Michael McLure at Last Waltz concert, 1976, reading from The Canterbury Tales

Watch and listen to U.S. poet Michael McClure (above) recite an excerpt from the General Prologue to Geoffrey Chaucer’s The Canterbury Tales. The poem, from the late 1300s, is one of the first great works of literature when English as we know it was taking shape.

I love the strangeness of the language, the odd pronunciations, the French cast to the words, the rhythm and musicality of Middle English poetry. 

McClure’s performance was in an unusual context: on the stage of the Winterland Ballroom, San Francisco, November 26, 1976. It was the last concert performed by The Band, along with guests like Bob Dylan, Van Morrison, Joni Mitchell, and Muddy Waters.

There was a pause in the music when McClure walked onstage, found a microphone, and began intoning the ancient lines. In the words of The Atlanta Poetry Review, he “lilted, rolled, and seduced the audience into the lyric tonality of Middle English.”

Whan that Aprille …

When the month turns to April, I find myself reciting the words:

Whan that Aprille with his shoures soote, 
The droghte of March hath perced to the roote, 
And bathed every veyne in swich licóur 
Of which vertú engendred is the flour

Hard words to pierce. They’re like another language from a different time. But they’re all too human.

When April, with its sweet rains,
Has pierced the drought of March to the root
And bathed every (plant) vein in such liqueur
That engenders the flower

It speaks of the land awakening from a cold, dark winter. How the West Wind breathes life into every wood and field, giving new life to the trees and flowers. The birds, that sleep all night with open eyes, begin to sing of this renewal.

An Ode to Joy Chorale

We’re in Chaucer’s moment right now. The sap stirs in our Garry Oak and cherry trees, whose branches fill with new leaves and blossoms. On bake days, I rise in the dark and silence. The birdsong starts when the morning light first shows itself. It crescendoes into a full-on “Ode to Joy” chorale by the time the first loaves are coming out of the oven. Choirs of croaking frogs rise from the creeks at the corner of the property.

Nature’s renewal fills the hearts of people, too. The characters of Chaucer’s Canterbury Tales set out on pilgrimages to holy shrines, where they seek the intervention of martyrs and saints to cure their sickness and suffering.

Thanne longen folk to goon on pilgrimages
...
The hooly blisful martir for to seke,
That hem hath holpen whan that they were seeke.

I don’t feel the need to visit the shrine of St. Thomas á Beckett, as Chaucer’s pilgrims do, but I do seek a cure of sorts. I want to move outdoors, to breathe in the air, see the green colouring in the flat brown and grey of the woods, to welcome the flowers and greet the birds. My connection to nature is the cure, the purification.

Swimming in the clear waters of Boundary Pass, these days, is my purification, my salvation!

Thanne longen folk …

The Canterbury Tales are a collection of 24 stories told by members of a group of pilgrims traveling from London to Canterbury, the resting place of the martyred St. Thomas.

Chaucer, the narrator

There is plenty of time for talk on the three-day journey. Each storyteller is an archetype of some aspect of medieval life, a miller, priest, knight, a “wife,” cook, lawyer, sailor.
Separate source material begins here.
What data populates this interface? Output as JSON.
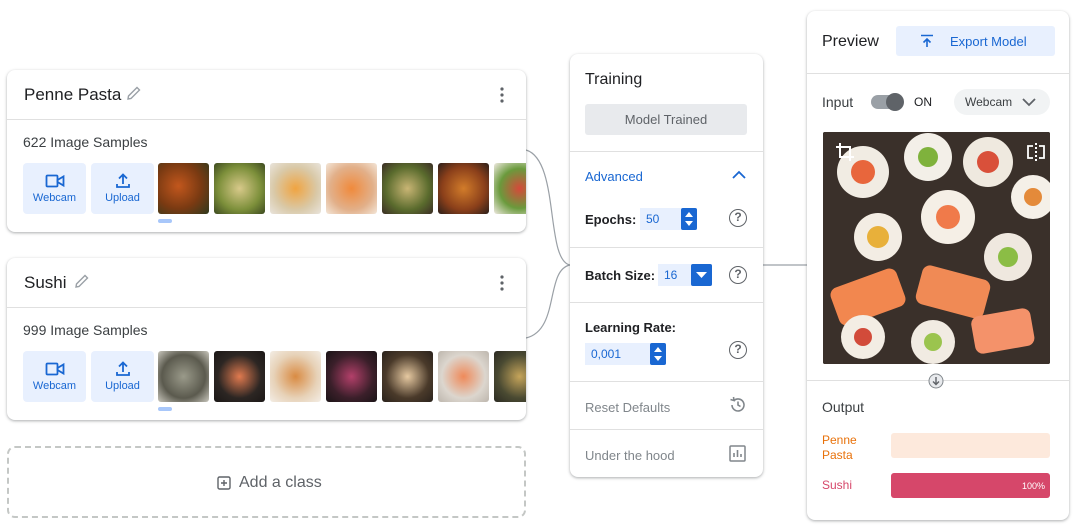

The stories are often cartoon-like. They provoke comments and criticisms from other characters. Together they reveal divisions in some of the moral, ethical, religious aspects of English society in the 14th century. They are bawdy, humorous, thought-provoking, and profoundly human.

Bring a flagon of ale!

Apart from fighting with the Middle English, The Canterbury Tales was a pure delight when I first read it. It was a revelation to see these characters, although two dimensional, reach out of the middle ages and come to life. It felt as if I could have a conversation with each of them, drinking a glass of ale.
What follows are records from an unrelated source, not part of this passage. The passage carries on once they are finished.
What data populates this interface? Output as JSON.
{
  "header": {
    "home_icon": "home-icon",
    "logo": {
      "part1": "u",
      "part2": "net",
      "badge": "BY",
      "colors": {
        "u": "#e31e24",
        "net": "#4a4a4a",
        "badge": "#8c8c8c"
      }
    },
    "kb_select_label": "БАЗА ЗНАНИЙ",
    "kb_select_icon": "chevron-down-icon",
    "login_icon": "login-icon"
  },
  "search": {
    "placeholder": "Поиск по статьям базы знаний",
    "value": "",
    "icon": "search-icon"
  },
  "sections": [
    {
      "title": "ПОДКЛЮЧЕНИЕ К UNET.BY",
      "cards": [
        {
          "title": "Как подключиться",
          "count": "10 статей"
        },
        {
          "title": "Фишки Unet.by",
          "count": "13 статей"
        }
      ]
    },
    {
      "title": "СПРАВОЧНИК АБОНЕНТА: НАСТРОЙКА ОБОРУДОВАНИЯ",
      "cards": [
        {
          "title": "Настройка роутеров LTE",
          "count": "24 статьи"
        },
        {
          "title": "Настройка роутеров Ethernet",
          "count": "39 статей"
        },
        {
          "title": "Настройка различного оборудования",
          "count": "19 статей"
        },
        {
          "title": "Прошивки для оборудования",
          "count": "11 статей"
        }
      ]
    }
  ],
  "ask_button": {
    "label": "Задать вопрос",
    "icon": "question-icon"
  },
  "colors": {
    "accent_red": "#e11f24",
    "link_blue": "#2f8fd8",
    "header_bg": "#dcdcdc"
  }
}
But it is those few opening lines that come forward to me each Spring when the sap stirs, and the birds sing, and smell of fresh bread coming out of the Mildrith the wood-fired oven.


What are your favourite medieval films?

It was my love of The Canterbury Tales that inspired an enduring interest in the Middle Ages, a period of great upheaval and innovation that formed many of the cornerstones of modern society.

I love films that realistically depict the Middle Ages. That is, movies that dramatize historical events, or that depict medieval life or ideas with some accuracy.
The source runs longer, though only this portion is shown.